Michigan SOS must release documents on deal with pro-Whitmer group, court says

Craig Mauger
The Detroit News

Lansing — Michigan Secretary of State Jocelyn Benson's office must release more internal records on how it handled campaign finance violations by a group that backed Gov. Gretchen Whitmer's election in 2018, a court decided Wednesday.

Court of Claims Judge Christopher Murray ruled the Democratic secretary of state's office had improperly withheld some documents in response to a public records request by the conservative watchdog group Michigan Rising Action.

The ruling could shed additional light on the behind-the-scenes discussions that led to Build a Better Michigan agreeing in 2019 to a $37,500 settlement for its violations, a total that many Republicans argued was far too small because the group had spent more then $2 million on TV ads promoting Whitmer, at the time, a Democratic candidate for governor.

An ad from Build a Better Michigan features Democrat for governor Gretchen Whitmer

In his ruling, Murray ordered the Secretary of State's office to produce a "significant number of additional documents" and awarded reasonable attorneys' fees to Michigan Rising Action for having to bring its suit.

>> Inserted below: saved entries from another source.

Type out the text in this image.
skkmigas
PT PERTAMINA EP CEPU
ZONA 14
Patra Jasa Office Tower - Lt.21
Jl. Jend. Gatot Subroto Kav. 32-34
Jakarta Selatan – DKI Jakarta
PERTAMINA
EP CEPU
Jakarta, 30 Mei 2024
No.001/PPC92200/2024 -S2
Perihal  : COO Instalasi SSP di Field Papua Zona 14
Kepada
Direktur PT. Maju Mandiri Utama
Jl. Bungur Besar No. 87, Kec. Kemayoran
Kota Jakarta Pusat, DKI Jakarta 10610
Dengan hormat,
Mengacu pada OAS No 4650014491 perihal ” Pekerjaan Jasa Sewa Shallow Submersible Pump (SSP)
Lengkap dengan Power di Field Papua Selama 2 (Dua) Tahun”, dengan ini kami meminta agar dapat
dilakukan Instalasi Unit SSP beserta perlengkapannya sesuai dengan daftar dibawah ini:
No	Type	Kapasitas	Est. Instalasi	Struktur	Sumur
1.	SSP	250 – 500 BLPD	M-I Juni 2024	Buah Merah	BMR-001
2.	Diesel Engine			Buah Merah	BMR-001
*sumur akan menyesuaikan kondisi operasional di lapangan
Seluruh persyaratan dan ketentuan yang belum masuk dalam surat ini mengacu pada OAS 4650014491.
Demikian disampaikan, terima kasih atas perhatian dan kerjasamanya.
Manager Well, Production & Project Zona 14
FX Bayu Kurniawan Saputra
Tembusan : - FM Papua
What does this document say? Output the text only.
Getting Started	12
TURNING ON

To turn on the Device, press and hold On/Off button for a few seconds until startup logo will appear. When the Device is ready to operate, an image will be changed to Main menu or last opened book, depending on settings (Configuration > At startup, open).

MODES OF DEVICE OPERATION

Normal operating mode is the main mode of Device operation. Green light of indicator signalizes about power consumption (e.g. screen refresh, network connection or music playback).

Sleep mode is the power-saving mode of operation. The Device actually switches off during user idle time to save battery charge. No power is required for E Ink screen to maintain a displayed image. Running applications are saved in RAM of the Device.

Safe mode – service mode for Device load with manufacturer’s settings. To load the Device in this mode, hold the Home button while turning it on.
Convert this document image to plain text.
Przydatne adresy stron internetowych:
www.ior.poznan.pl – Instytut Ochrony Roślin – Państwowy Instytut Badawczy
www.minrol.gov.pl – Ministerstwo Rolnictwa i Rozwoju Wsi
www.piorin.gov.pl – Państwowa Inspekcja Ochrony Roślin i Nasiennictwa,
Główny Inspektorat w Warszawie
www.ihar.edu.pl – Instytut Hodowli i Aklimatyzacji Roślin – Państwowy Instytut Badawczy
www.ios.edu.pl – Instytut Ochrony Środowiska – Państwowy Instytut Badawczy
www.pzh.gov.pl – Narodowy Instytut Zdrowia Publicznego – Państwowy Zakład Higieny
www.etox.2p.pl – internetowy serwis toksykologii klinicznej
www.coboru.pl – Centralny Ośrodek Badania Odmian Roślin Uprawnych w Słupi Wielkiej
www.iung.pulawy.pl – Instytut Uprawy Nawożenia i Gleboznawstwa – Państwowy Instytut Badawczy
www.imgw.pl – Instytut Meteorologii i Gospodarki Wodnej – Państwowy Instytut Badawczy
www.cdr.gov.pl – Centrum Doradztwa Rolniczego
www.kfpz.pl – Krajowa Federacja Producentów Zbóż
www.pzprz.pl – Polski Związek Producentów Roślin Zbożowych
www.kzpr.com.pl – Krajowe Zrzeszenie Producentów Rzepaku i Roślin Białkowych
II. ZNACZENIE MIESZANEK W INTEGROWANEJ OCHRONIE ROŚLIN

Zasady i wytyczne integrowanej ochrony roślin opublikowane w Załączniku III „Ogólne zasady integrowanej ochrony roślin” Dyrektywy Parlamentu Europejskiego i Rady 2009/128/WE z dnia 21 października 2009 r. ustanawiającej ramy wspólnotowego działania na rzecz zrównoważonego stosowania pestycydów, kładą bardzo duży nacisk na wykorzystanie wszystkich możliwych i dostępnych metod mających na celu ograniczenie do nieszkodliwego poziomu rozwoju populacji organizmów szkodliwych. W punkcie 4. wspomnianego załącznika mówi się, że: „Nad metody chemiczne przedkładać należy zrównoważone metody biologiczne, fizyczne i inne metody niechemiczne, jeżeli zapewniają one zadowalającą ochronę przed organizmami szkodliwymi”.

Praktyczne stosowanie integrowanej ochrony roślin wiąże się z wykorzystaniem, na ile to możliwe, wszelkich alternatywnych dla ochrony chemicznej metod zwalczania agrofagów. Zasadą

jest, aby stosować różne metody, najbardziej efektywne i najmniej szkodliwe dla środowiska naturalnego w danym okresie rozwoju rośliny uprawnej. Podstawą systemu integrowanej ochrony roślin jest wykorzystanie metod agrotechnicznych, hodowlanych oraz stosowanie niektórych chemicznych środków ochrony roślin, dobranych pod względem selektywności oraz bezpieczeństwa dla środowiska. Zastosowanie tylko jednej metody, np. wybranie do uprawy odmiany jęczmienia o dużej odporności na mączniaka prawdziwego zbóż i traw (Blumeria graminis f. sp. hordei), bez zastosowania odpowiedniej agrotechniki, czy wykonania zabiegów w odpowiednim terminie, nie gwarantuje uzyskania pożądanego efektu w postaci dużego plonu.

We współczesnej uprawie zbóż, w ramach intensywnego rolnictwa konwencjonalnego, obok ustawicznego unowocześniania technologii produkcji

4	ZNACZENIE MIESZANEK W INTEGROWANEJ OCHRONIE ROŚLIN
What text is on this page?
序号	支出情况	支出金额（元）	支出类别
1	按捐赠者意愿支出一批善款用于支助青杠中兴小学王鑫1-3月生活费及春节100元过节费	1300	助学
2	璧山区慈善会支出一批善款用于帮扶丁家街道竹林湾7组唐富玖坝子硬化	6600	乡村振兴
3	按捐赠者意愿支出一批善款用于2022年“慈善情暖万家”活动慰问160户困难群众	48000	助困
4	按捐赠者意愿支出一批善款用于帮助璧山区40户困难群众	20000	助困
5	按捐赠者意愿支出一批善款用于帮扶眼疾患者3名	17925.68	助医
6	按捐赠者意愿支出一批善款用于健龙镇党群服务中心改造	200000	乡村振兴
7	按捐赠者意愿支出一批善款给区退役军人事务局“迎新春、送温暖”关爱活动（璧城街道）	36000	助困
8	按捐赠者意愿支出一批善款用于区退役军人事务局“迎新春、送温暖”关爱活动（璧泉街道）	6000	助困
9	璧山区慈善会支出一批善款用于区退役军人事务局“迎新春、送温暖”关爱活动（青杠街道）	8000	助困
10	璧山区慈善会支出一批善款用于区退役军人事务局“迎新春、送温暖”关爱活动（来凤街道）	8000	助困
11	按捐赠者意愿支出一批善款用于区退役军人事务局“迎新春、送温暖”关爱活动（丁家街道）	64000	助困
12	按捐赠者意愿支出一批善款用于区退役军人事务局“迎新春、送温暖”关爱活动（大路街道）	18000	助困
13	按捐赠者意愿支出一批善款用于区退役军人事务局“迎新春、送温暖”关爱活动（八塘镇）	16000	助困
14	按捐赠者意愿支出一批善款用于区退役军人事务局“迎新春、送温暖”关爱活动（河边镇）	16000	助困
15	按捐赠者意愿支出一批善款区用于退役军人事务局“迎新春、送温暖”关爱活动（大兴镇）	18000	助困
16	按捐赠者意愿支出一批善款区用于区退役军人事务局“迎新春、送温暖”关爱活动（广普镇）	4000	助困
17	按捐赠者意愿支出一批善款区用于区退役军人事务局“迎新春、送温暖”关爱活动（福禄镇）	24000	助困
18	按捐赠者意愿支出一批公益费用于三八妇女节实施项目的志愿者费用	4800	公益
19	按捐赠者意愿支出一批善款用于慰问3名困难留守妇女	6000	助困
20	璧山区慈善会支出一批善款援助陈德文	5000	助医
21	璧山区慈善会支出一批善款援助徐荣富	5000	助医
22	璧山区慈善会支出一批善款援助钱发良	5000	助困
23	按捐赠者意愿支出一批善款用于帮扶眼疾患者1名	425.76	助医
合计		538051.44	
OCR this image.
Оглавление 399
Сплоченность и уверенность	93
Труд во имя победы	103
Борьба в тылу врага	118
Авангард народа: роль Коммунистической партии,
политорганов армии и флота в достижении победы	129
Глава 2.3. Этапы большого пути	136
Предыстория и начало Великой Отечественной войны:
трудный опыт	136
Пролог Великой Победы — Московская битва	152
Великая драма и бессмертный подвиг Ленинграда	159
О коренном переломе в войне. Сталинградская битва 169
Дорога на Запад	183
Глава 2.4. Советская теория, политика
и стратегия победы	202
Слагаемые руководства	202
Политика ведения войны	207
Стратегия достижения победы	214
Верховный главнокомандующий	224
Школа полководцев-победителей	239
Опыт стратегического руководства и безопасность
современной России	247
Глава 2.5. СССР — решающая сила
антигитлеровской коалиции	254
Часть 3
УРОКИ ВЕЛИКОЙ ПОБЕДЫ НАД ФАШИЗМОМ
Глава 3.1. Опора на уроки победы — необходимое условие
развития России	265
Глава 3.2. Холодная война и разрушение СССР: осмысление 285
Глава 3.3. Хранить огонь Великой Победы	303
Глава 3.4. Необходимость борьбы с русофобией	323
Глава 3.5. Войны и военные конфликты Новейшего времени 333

"Although defendants’ arguments were made in good-faith and were reasonable, they for the most part did not succeed," Murray wrote of the Secretary of State's office.

Build a Better Michigan's ads were intended to be "issue advocacy," meaning they weren't supposed to endorse the Democrat's election and were meant to fall outside of state campaign finance reporting requirements.

But some of the ads violated the law by specifically identifying Whitmer as a “candidate for governor,” the Secretary of State's office found, meaning they should have been reported as campaign finance expenditures.

The original person listed on Build a Better Michigan's federal filings was Mark Burton, who went on to become Whitmer’s chief strategist.

Michigan Rising Action filed a Freedom of Information Act request for documents related to the settlement agreement in November 2019. The Secretary of State's office cited disclosure exemptions dozens of times in holding back some of the requested records, leading to the lawsuit.

"The court's ruling is a positive step to help tear the curtain back on the secret deal between Benson and Whitmer," said Tori Sachs, the former executive director of Michigan Rising Action. "Michiganders deserve the truth."

Among the documents that will have to be produced are communications between the law firm that represented Build a Better Michigan and Secretary of State personnel. The Secretary of State's office had argued that those messages fell within a disclosure exemption that protects "frank communication" between officials within public agencies. The communications don't fit the exemption because they weren't between or within public bodies, Murray wrote.

The Secretary of State's office will also have to produce draft conciliation agreements with Build a Better Michigan, according to Murray's ruling.

It's unclear when the documents will be released. The Secretary of State's office didn't immediately respond to a request for comment.